The underlying concern is that learners will get overwhelmed by too much information and give up on the course.
For coaches and service providers who really care about helping their students transform some corner of their lives (and not just making a quick buck), the dreaded Incomplete can be super demoralizing.
(Now I’ll be the first to argue that watching videos and checking off boxes in Teachable is not a reliable indicator of how well someone has learned the material, but that’s a topic for another time.)
So how do you make sure you’re not cramming too much into your online course?
Start with the end in mind.
The simplest way is to utilize a backward-design process:
- Set a desired outcome for the course.
- Determine a way to measure that outcome.
- Work backwards to select necessary knowledge and instructional methods.
When you start with the end in mind, it is often much easier to determine what students actually need to learn. If you were teaching someone how to make a dress using a particular pattern, what do they need to know how to do? Well, they need to know how to sew pieces of fabric together. To do that, they need to know how to cut fabric using a pattern. They also need to know how to operate a sewing machine. Do they need to know all the manufacturing details of a particular fabric type? Probably not, though they would probably appreciate suggestions for what kind of fabric to choose for this particular dress.
As you start to build your course, determine a specific outcome you want learners to achieve by the end. Make sure it’s specific and measurable. I like to use the prompt, “Students will be able to…”
I want to teach people about digital marketing.
I want to teach people how to post consistently on social media.
Students will be able to create and implement a content calendar that leads to sales or bookings.
Tailor your teaching to a specific starting skill level.
Nothing’s worse than sitting through a lecture about things you already know, except maybe delivering a lecture to a room of bored students who have already heard it before. Just as thorny is the opposite problem: when everything you teach goes right over everyone’s head.
You can avoid this by determining what your learners already know about the topic before they start. If everyone in the group understands the background knowledge, there’s no need to spend (too much) time going over it. And don’t rely solely on self-assessment for this! People may think they know more than they do, or understand certain concepts differently than you. Put together a pre-course quiz or ask for a work sample so you can gauge where everyone’s starting. You can always link to external resources for those who need to brush up.

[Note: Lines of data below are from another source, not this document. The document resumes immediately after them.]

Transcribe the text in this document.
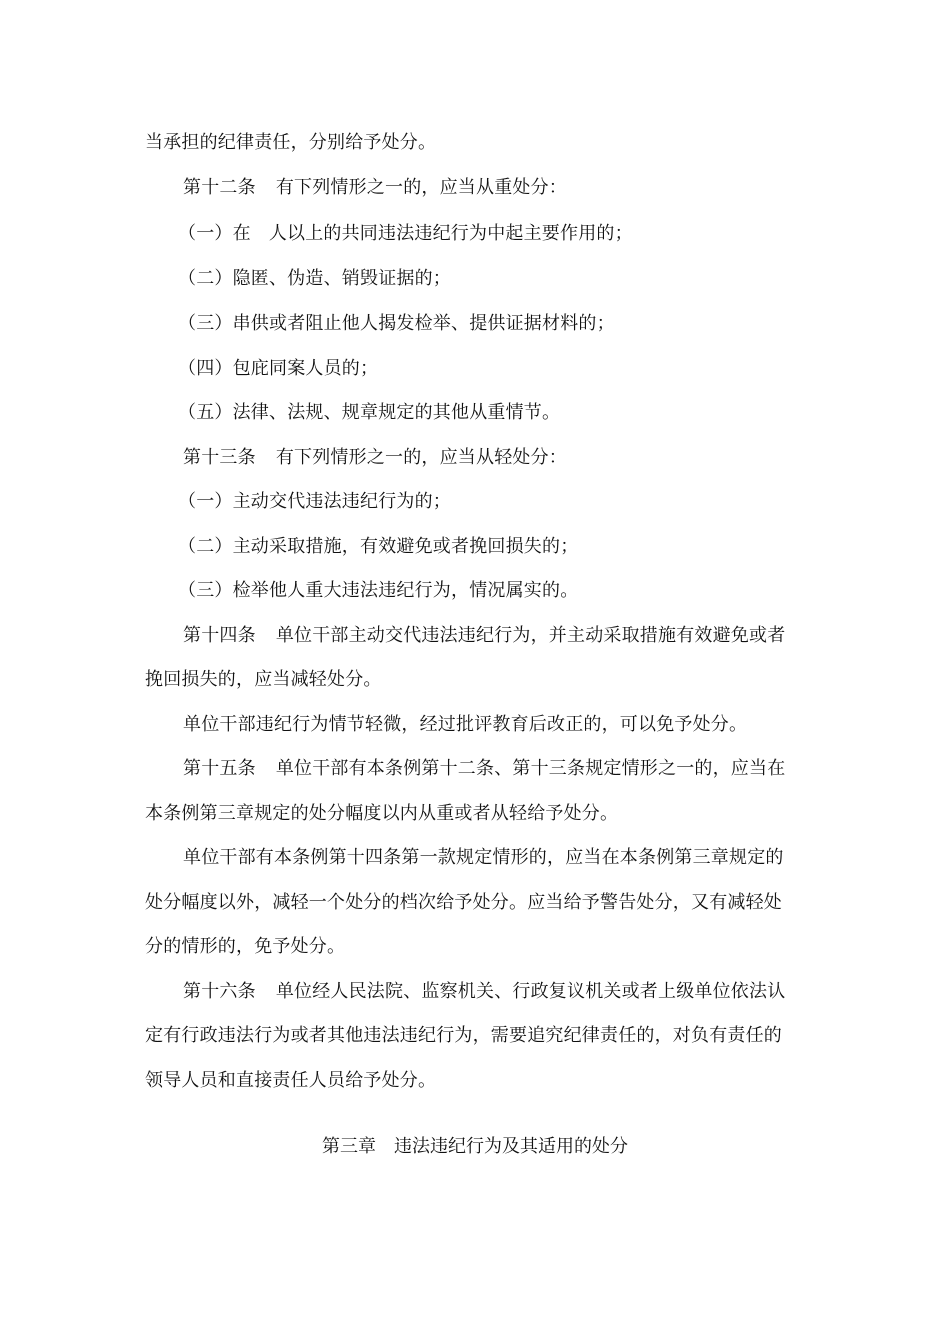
当承担的纪律责任，分别给予处分。
第十二条 有下列情形之一的，应当从重处分：
（一）在 人以上的共同违法违纪行为中起主要作用的；
（二）隐匿、伪造、销毁证据的；
（三）串供或者阻止他人揭发检举、提供证据材料的；
（四）包庇同案人员的；
（五）法律、法规、规章规定的其他从重情节。
第十三条 有下列情形之一的，应当从轻处分：
（一）主动交代违法违纪行为的；
（二）主动采取措施，有效避免或者挽回损失的；
（三）检举他人重大违法违纪行为，情况属实的。
第十四条 单位干部主动交代违法违纪行为，并主动采取措施有效避免或者
挽回损失的，应当减轻处分。
单位干部违纪行为情节轻微，经过批评教育后改正的，可以免予处分。
第十五条 单位干部有本条例第十二条、第十三条规定情形之一的，应当在
本条例第三章规定的处分幅度以内从重或者从轻给予处分。
单位干部有本条例第十四条第一款规定情形的，应当在本条例第三章规定的
处分幅度以外，减轻一个处分的档次给予处分。应当给予警告处分，又有减轻处
分的情形的，免予处分。
第十六条 单位经人民法院、监察机关、行政复议机关或者上级单位依法认
定有行政违法行为或者其他违法违纪行为，需要追究纪律责任的，对负有责任的
领导人员和直接责任人员给予处分。
第三章 违法违纪行为及其适用的处分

In some cases, I might even suggest taking this one step further and marketing your course specifically for people with a certain skill level. Not that you need an entrance exam necessarily, but some sort of vetting process might be justified, especially for high-ticket, big-commitment offers.
Teach with integrity.
If someone is genuinely not ready for the level of work your course requires, whether because their business isn’t mature enough or they don’t have the time to commit or the skill gap is so wide that they’re going to struggle the entire time, letting them in is unlikely to result in the transformation they want. You’ll likely have to provide them more support than you planned for, perhaps at the expense of your other learners. You might even have to deal with refunding a disappointed student after you’ve already put a lot of time and energy into supporting them. As someone who has both told clients and been told to come back to an offer later, I think being honest about whether you can help someone is more important than making a sale.
Provide layers of learning.
My final suggestion for avoiding overteaching is to create a layered curriculum with options for support and extra learning. (These layers also make a offer stack!)
Someone learning to make a dress might indeed want to know all the details about different fabric types because they’re planning to make an entire wardrobe or even start their own tailoring business. Rather than drag everyone else through a fabric catalog, you could add an extra module or offer an individual or smaller group tutoring session for an upcharge. You can also offer additional support for those who are starting a bit behind the curve or just want some extra reassurance and confidence. This could be a VIP tier with 1:1 coaching or personalized review of their work. To make this easier to market, provide guidance for how to determine which option is right for each person.
Everything is an experiment.
It can be hard to know what people need to know about your topic right out of the gate. This is why I always suggest running a live beta run of any course before you turn it evergreen and/or self-paced. Teaching live lets you see where the skill and knowledge gaps are, and you can help that first group bridge those gaps so that you have happy, transformed students afterward who can provide bubbly social proof and glowing referrals.